Well, here we go again. On Tuesday, September 3, I had my fifth chemotherapy infusion. As usually, everything went smoothly and I felt no differently throughout that day. Today, I woke up to the hiccups again. Hiccups?! For the past couple rounds, I have noticed that I become incredibly susceptible to hiccups for the day or two after infusion. It would be a more humorous side-effect if I didn't dislike hiccups so much! I probably had hiccups at least six different times today. 

Here's our hypothesis: Hiccups are uncontrolled spasms of the diaphragm. Those spasms are initiated by nerve signals, and many chemo drugs irritate the nervous system. This same hypothesis would probably also explain I keep having restless leg syndrome, or why I have days when I feel like my legs are not just weak but kind of freaking out on me, or that occasional sensation of "chills" in my legs and butt at times when I am definitely not chilly.

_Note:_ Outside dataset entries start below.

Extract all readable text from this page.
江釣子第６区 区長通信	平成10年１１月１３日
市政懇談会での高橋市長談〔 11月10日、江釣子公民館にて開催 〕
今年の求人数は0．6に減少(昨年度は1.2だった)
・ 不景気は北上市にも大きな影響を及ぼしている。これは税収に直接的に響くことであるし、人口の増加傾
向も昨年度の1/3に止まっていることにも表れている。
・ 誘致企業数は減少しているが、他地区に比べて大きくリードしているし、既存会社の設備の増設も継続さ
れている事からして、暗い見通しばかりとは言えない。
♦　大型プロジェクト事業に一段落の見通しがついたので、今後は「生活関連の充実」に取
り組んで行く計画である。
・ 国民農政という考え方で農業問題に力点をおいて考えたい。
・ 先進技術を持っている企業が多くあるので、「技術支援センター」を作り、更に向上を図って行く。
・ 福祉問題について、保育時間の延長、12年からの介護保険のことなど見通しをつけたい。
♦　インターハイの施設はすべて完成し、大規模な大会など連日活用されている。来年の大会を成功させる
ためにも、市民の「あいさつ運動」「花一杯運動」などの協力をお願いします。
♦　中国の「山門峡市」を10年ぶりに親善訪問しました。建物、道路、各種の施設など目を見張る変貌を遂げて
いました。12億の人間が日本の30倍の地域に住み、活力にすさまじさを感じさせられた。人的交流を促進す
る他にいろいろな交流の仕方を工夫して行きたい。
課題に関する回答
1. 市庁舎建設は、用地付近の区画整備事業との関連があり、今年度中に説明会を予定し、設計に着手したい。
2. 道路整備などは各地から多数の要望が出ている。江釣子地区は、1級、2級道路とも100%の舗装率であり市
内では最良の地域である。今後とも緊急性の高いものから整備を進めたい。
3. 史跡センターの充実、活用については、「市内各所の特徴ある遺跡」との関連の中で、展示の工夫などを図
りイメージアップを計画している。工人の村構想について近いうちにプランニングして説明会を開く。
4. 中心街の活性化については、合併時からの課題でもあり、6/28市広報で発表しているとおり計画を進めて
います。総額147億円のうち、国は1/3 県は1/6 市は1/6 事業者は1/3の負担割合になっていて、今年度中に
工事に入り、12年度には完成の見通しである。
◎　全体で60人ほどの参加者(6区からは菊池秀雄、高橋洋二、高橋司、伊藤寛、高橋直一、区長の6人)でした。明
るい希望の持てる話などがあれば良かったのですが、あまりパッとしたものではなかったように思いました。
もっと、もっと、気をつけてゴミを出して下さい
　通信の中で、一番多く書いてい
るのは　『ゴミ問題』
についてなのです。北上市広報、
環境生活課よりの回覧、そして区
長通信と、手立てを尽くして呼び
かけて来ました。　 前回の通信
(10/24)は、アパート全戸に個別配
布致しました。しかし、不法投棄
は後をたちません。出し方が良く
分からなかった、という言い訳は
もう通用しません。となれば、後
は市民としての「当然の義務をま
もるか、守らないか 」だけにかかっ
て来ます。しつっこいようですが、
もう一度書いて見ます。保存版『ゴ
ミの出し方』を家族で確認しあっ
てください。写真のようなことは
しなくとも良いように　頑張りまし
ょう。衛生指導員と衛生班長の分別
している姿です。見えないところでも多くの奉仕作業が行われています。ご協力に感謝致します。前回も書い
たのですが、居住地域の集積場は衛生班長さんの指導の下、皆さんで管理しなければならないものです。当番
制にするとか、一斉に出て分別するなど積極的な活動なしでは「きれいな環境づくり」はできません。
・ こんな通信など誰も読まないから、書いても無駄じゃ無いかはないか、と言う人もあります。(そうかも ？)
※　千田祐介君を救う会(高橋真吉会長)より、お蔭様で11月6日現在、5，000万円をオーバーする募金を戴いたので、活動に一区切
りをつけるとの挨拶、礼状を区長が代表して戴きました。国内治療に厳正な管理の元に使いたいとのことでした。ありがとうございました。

Otherwise, though, Day 2 or Round 5 was pretty normal. I could tell I was losing energy as the day went on. It's about 9:30 pm on Wednesday right now and I'm starting to feel ready for bed but not because I feel horrible. I'm just getting tired.

(As a lifelong night owl, my usual bedtime was usually somewhere between midnight and 2 am. Now, I'm usually in bed by 10, and certainly even earlier when the chemo is hitting hard.)

I keep another journal, separate from this one and not online, where I'm really just documenting the timing and severity of side-effects. If the past four rounds is any indication, I'm in for a somewhat bad day tomorrow followed by 5-7 more very bad days after that.  yay.  I'm going to try real hard to remember that quote from Billy Connolly during that time.